Biden repeatedly promised to reenter the pact during his campaign and made it one of his first major moves as president. He has promised to chart a path toward net-zero U.S. emissions by 2050.
“A cry for survival comes from the planet itself,” Biden said in his inaugural address. “A cry that can’t be any more desperate or any more clear now.”
The aim of the accord is to limit the global temperature increase to below 2 degrees Celsius, preferably to 1.5 degrees Celsius, compared to pre-industrial levels. To achieve this long-term goal, according to the U.N., countries “aim to reach global peaking of greenhouse gas emissions as soon as possible to achieve a climate neutral world by mid-century.”
The Biden administration also says it will set a tougher new target for U.S. emissions cuts by the time Biden hosts a planned Earth Day global summit for world leaders on April 22.
According to multiple experts and top officials, rejoining the global pact as it stands now will have devastating economic consequences for the United States, with little actual environmental benefit.

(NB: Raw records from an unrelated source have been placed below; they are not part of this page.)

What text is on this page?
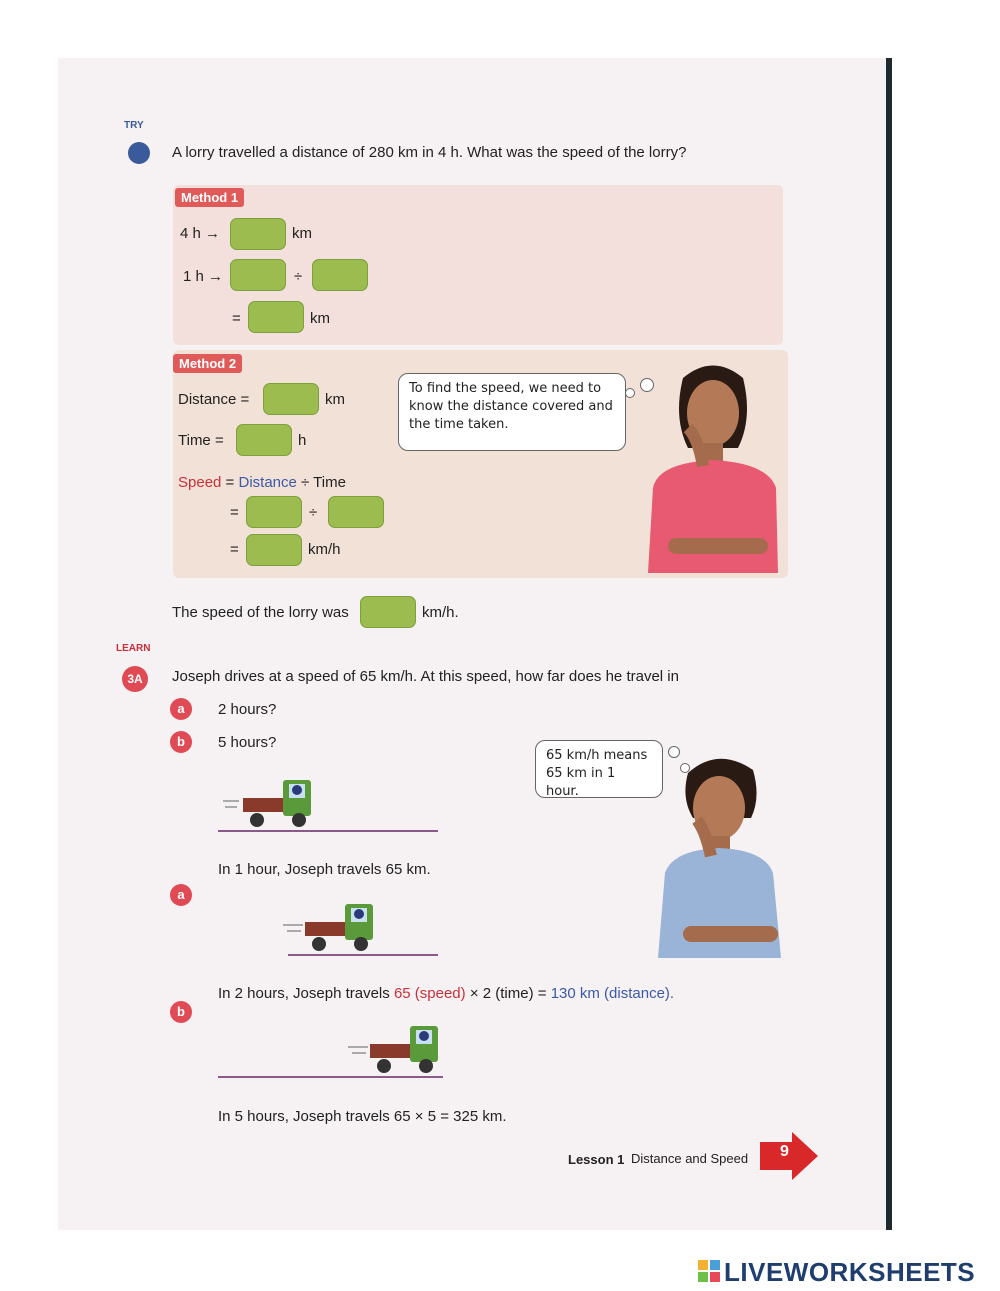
TRY
2	A lorry travelled a distance of 280 km in 4 h. What was the speed of the lorry?
Method 1
4 h →	km
1 h →	÷
=	km
Method 2
Distance =	km
Time =	h
Speed = Distance ÷ Time
=	÷
=	km/h
To find the speed, we need to know the distance covered and the time taken.
The speed of the lorry was	km/h.
LEARN
3A	Joseph drives at a speed of 65 km/h. At this speed, how far does he travel in
a	2 hours?
b	5 hours?
65 km/h means
65 km in 1 hour.
In 1 hour, Joseph travels 65 km.
a
In 2 hours, Joseph travels 65 (speed) × 2 (time) = 130 km (distance).
b
In 5 hours, Joseph travels 65 × 5 = 325 km.
Lesson 1 Distance and Speed 9
LIVEWORKSHEETS
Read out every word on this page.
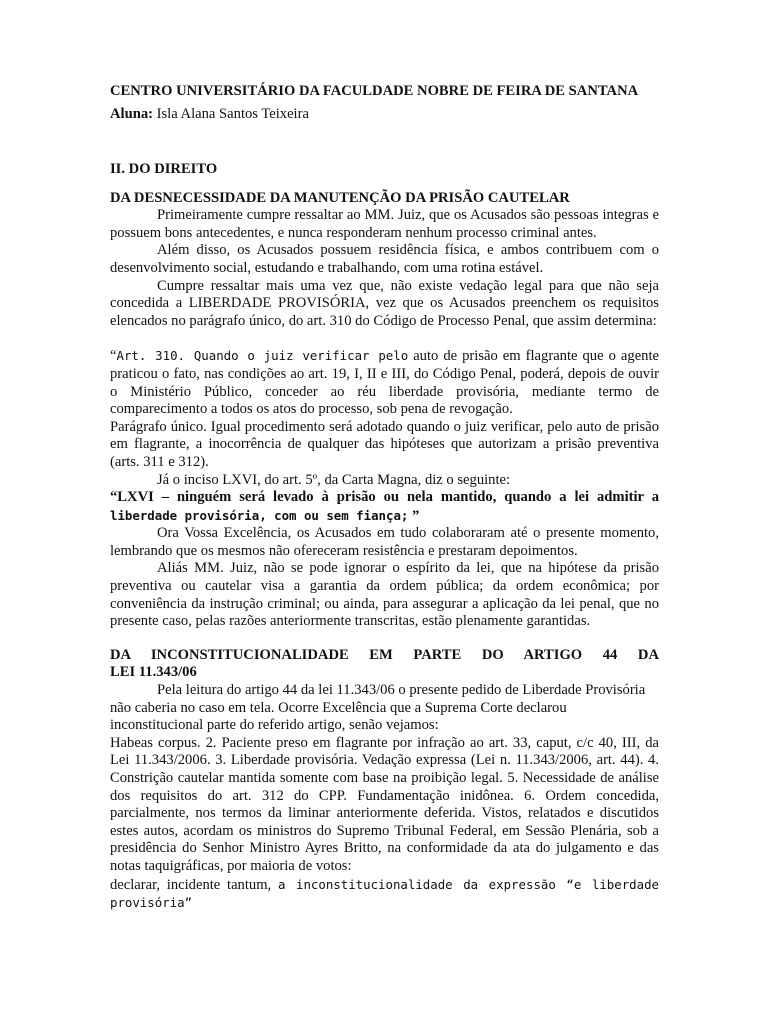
CENTRO UNIVERSITÁRIO DA FACULDADE NOBRE DE FEIRA DE SANTANA
Aluna: Isla Alana Santos Teixeira
II. DO DIREITO
DA DESNECESSIDADE DA MANUTENÇÃO DA PRISÃO CAUTELAR

Primeiramente cumpre ressaltar ao MM. Juiz, que os Acusados são pessoas integras e possuem bons antecedentes, e nunca responderam nenhum processo criminal antes.

Além disso, os Acusados possuem residência física, e ambos contribuem com o desenvolvimento social, estudando e trabalhando, com uma rotina estável.

Cumpre ressaltar mais uma vez que, não existe vedação legal para que não seja concedida a LIBERDADE PROVISÓRIA, vez que os Acusados preenchem os requisitos elencados no parágrafo único, do art. 310 do Código de Processo Penal, que assim determina:

“Art. 310. Quando o juiz verificar pelo auto de prisão em flagrante que o agente praticou o fato, nas condições ao art. 19, I, II e III, do Código Penal, poderá, depois de ouvir o Ministério Público, conceder ao réu liberdade provisória, mediante termo de comparecimento a todos os atos do processo, sob pena de revogação.

Parágrafo único. Igual procedimento será adotado quando o juiz verificar, pelo auto de prisão em flagrante, a inocorrência de qualquer das hipóteses que autorizam a prisão preventiva (arts. 311 e 312).

Já o inciso LXVI, do art. 5º, da Carta Magna, diz o seguinte:

“LXVI – ninguém será levado à prisão ou nela mantido, quando a lei admitir a liberdade provisória, com ou sem fiança; ”

Ora Vossa Excelência, os Acusados em tudo colaboraram até o presente momento, lembrando que os mesmos não ofereceram resistência e prestaram depoimentos.

Aliás MM. Juiz, não se pode ignorar o espírito da lei, que na hipótese da prisão preventiva ou cautelar visa a garantia da ordem pública; da ordem econômica; por conveniência da instrução criminal; ou ainda, para assegurar a aplicação da lei penal, que no presente caso, pelas razões anteriormente transcritas, estão plenamente garantidas.

DA INCONSTITUCIONALIDADE EM PARTE DO ARTIGO 44 DA
LEI 11.343/06

Pela leitura do artigo 44 da lei 11.343/06 o presente pedido de Liberdade Provisória não caberia no caso em tela. Ocorre Excelência que a Suprema Corte declarou inconstitucional parte do referido artigo, senão vejamos:

Habeas corpus. 2. Paciente preso em flagrante por infração ao art. 33, caput, c/c 40, III, da Lei 11.343/2006. 3. Liberdade provisória. Vedação expressa (Lei n. 11.343/2006, art. 44). 4. Constrição cautelar mantida somente com base na proibição legal. 5. Necessidade de análise dos requisitos do art. 312 do CPP. Fundamentação inidônea. 6. Ordem concedida, parcialmente, nos termos da liminar anteriormente deferida. Vistos, relatados e discutidos estes autos, acordam os ministros do Supremo Tribunal Federal, em Sessão Plenária, sob a presidência do Senhor Ministro Ayres Britto, na conformidade da ata do julgamento e das notas taquigráficas, por maioria de votos:

declarar, incidente tantum, a inconstitucionalidade da expressão “e liberdade provisória”
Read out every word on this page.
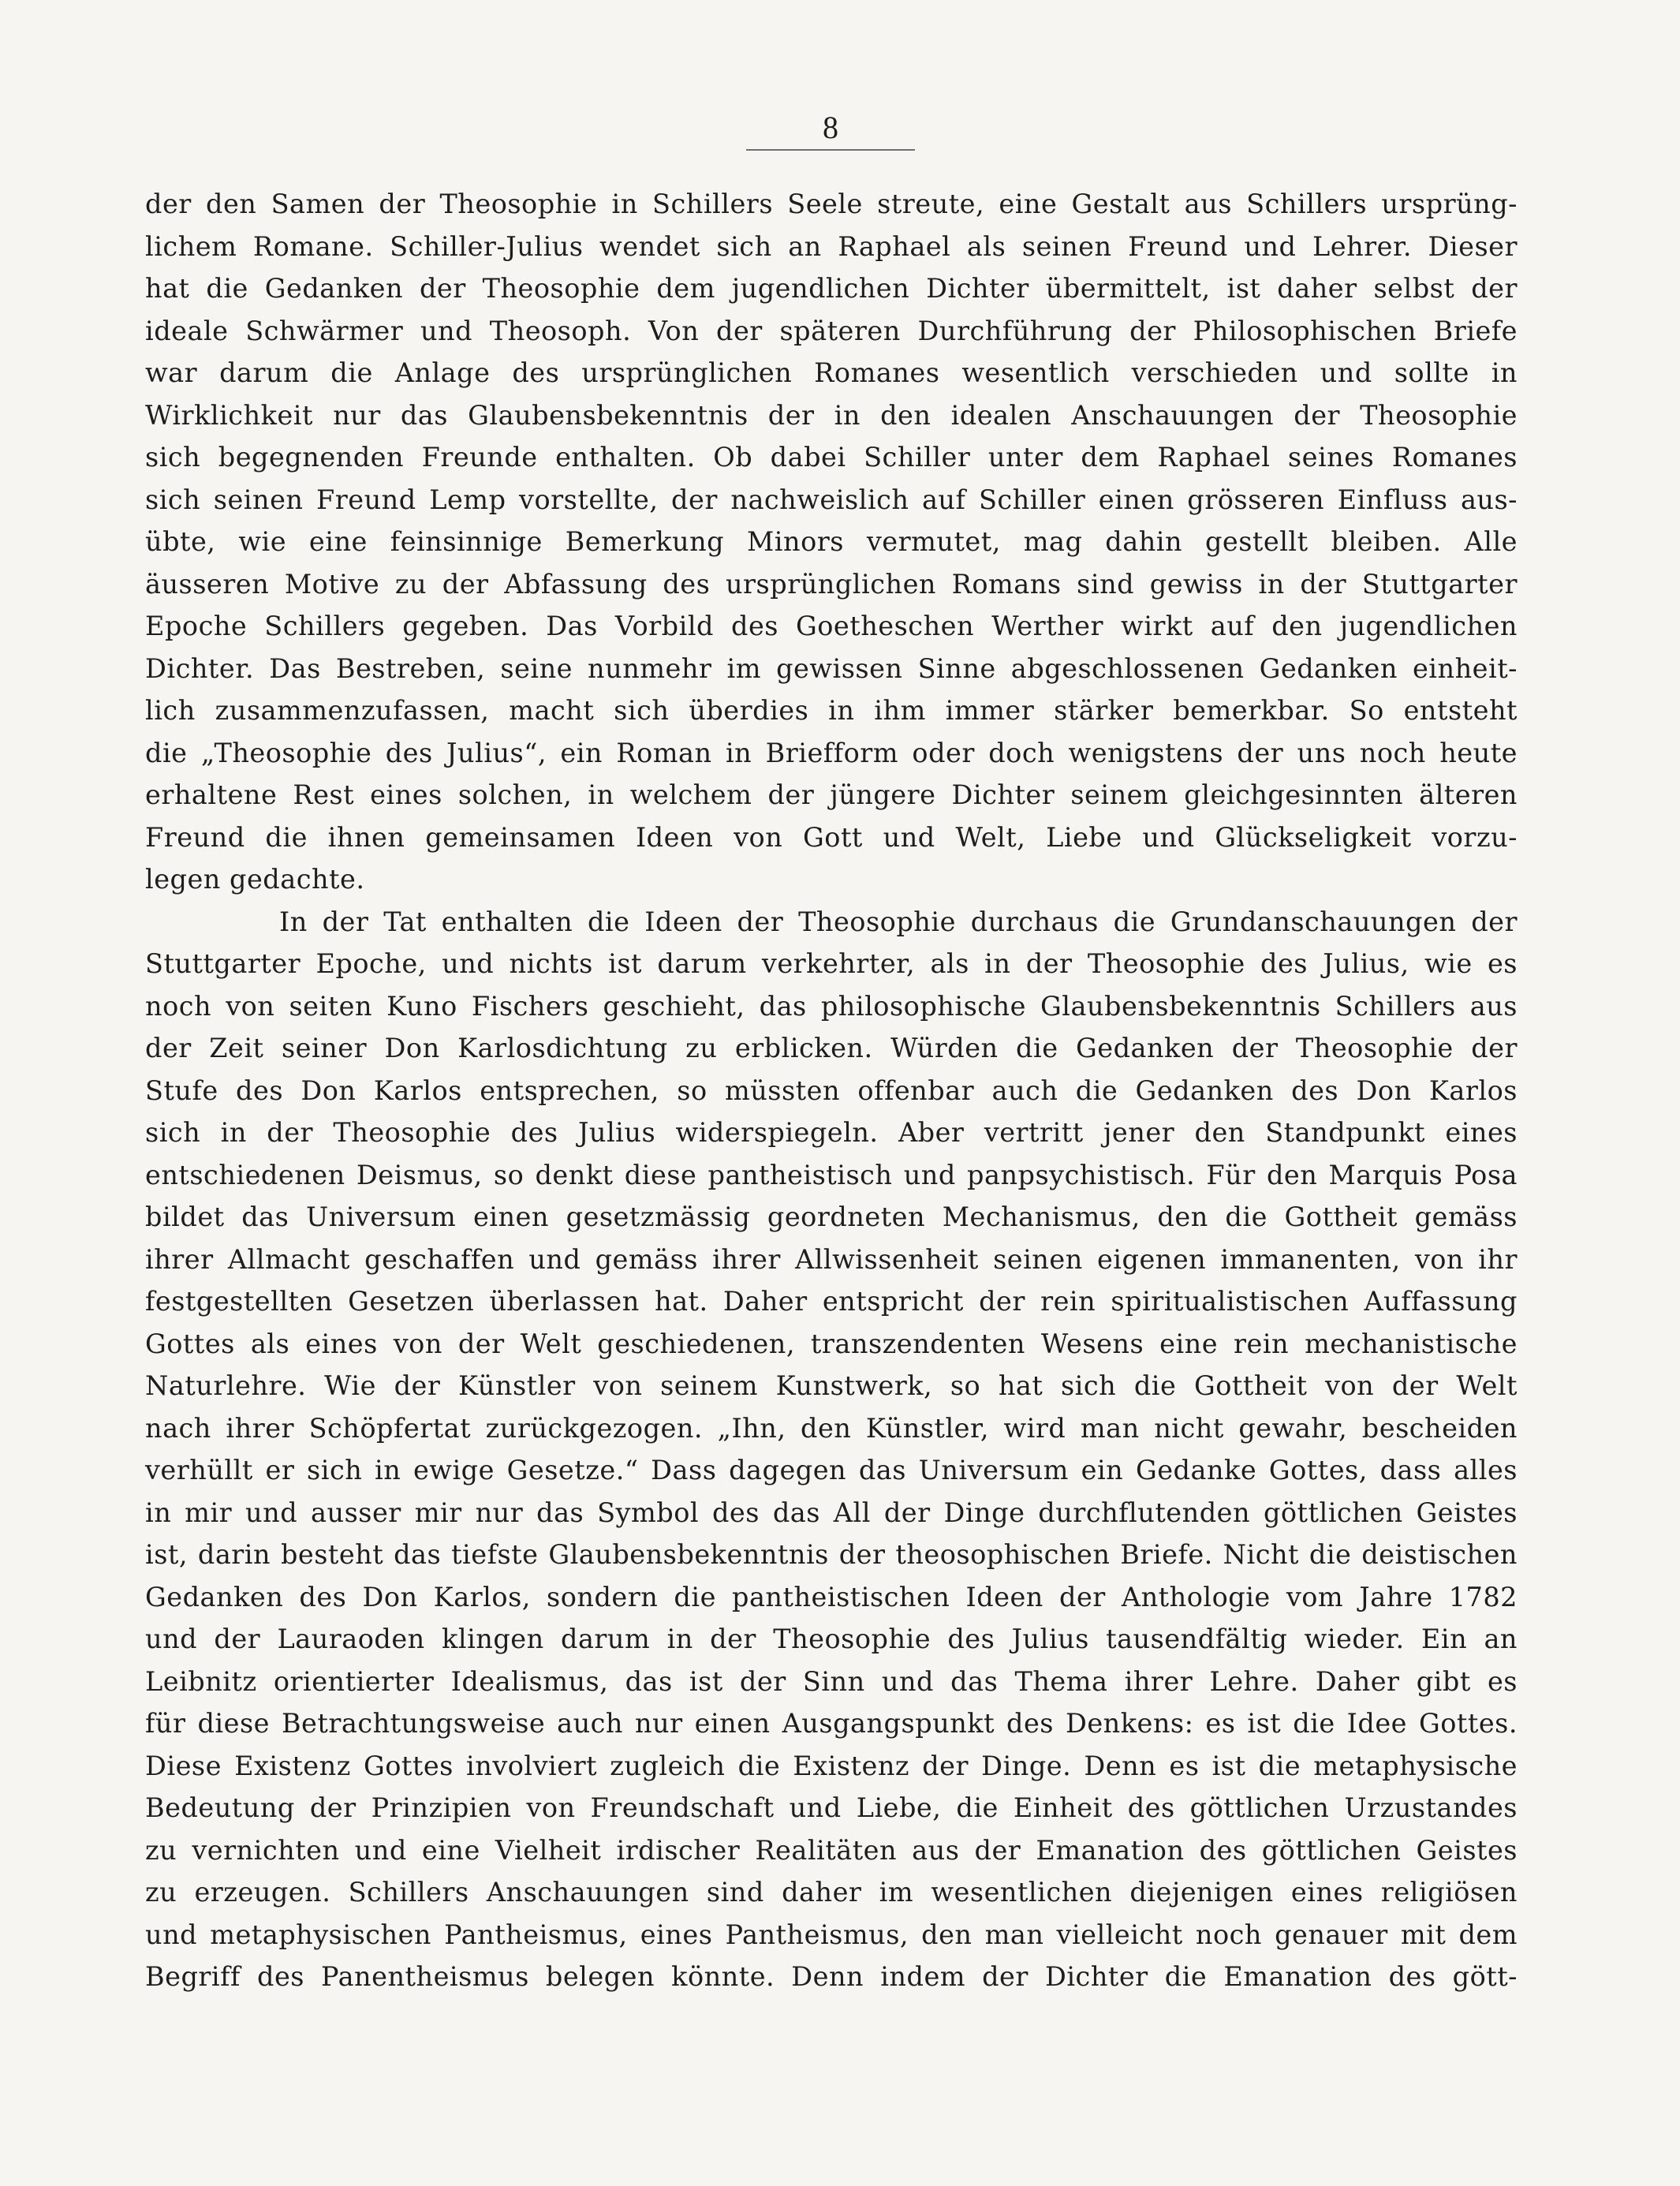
8
der den Samen der Theosophie in Schillers Seele streute, eine Gestalt aus Schillers ursprüng-
lichem Romane. Schiller-Julius wendet sich an Raphael als seinen Freund und Lehrer. Dieser
hat die Gedanken der Theosophie dem jugendlichen Dichter übermittelt, ist daher selbst der
ideale Schwärmer und Theosoph. Von der späteren Durchführung der Philosophischen Briefe
war darum die Anlage des ursprünglichen Romanes wesentlich verschieden und sollte in
Wirklichkeit nur das Glaubensbekenntnis der in den idealen Anschauungen der Theosophie
sich begegnenden Freunde enthalten. Ob dabei Schiller unter dem Raphael seines Romanes
sich seinen Freund Lemp vorstellte, der nachweislich auf Schiller einen grösseren Einfluss aus-
übte, wie eine feinsinnige Bemerkung Minors vermutet, mag dahin gestellt bleiben. Alle
äusseren Motive zu der Abfassung des ursprünglichen Romans sind gewiss in der Stuttgarter
Epoche Schillers gegeben. Das Vorbild des Goetheschen Werther wirkt auf den jugendlichen
Dichter. Das Bestreben, seine nunmehr im gewissen Sinne abgeschlossenen Gedanken einheit-
lich zusammenzufassen, macht sich überdies in ihm immer stärker bemerkbar. So entsteht
die „Theosophie des Julius“, ein Roman in Briefform oder doch wenigstens der uns noch heute
erhaltene Rest eines solchen, in welchem der jüngere Dichter seinem gleichgesinnten älteren
Freund die ihnen gemeinsamen Ideen von Gott und Welt, Liebe und Glückseligkeit vorzu-
legen gedachte.
In der Tat enthalten die Ideen der Theosophie durchaus die Grundanschauungen der
Stuttgarter Epoche, und nichts ist darum verkehrter, als in der Theosophie des Julius, wie es
noch von seiten Kuno Fischers geschieht, das philosophische Glaubensbekenntnis Schillers aus
der Zeit seiner Don Karlosdichtung zu erblicken. Würden die Gedanken der Theosophie der
Stufe des Don Karlos entsprechen, so müssten offenbar auch die Gedanken des Don Karlos
sich in der Theosophie des Julius widerspiegeln. Aber vertritt jener den Standpunkt eines
entschiedenen Deismus, so denkt diese pantheistisch und panpsychistisch. Für den Marquis Posa
bildet das Universum einen gesetzmässig geordneten Mechanismus, den die Gottheit gemäss
ihrer Allmacht geschaffen und gemäss ihrer Allwissenheit seinen eigenen immanenten, von ihr
festgestellten Gesetzen überlassen hat. Daher entspricht der rein spiritualistischen Auffassung
Gottes als eines von der Welt geschiedenen, transzendenten Wesens eine rein mechanistische
Naturlehre. Wie der Künstler von seinem Kunstwerk, so hat sich die Gottheit von der Welt
nach ihrer Schöpfertat zurückgezogen. „Ihn, den Künstler, wird man nicht gewahr, bescheiden
verhüllt er sich in ewige Gesetze.“ Dass dagegen das Universum ein Gedanke Gottes, dass alles
in mir und ausser mir nur das Symbol des das All der Dinge durchflutenden göttlichen Geistes
ist, darin besteht das tiefste Glaubensbekenntnis der theosophischen Briefe. Nicht die deistischen
Gedanken des Don Karlos, sondern die pantheistischen Ideen der Anthologie vom Jahre 1782
und der Lauraoden klingen darum in der Theosophie des Julius tausendfältig wieder. Ein an
Leibnitz orientierter Idealismus, das ist der Sinn und das Thema ihrer Lehre. Daher gibt es
für diese Betrachtungsweise auch nur einen Ausgangspunkt des Denkens: es ist die Idee Gottes.
Diese Existenz Gottes involviert zugleich die Existenz der Dinge. Denn es ist die metaphysische
Bedeutung der Prinzipien von Freundschaft und Liebe, die Einheit des göttlichen Urzustandes
zu vernichten und eine Vielheit irdischer Realitäten aus der Emanation des göttlichen Geistes
zu erzeugen. Schillers Anschauungen sind daher im wesentlichen diejenigen eines religiösen
und metaphysischen Pantheismus, eines Pantheismus, den man vielleicht noch genauer mit dem
Begriff des Panentheismus belegen könnte. Denn indem der Dichter die Emanation des gött-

Sen. John Barrasso, a top Republican on the Senate energy panel criticized Biden for the move, tweeting: “Returning to the Paris climate agreement will raise Americans’ energy costs and won’t solve climate change. The Biden administration will set unworkable targets for the United States while China and Russia can continue with business as usual.″
Nicolas Loris, the deputy director of the Thomas A. Roe Institute for Economic Policy Studies at the Heritage Foundation, said the agreement will have a heavy toll on American families and businesses.
“Because there is really no teeth to the Paris climate accord, developing countries are getting a free pass in terms of their emissions,” he said. “It’s likely that the Paris climate accord is not going to reach its intended goal.”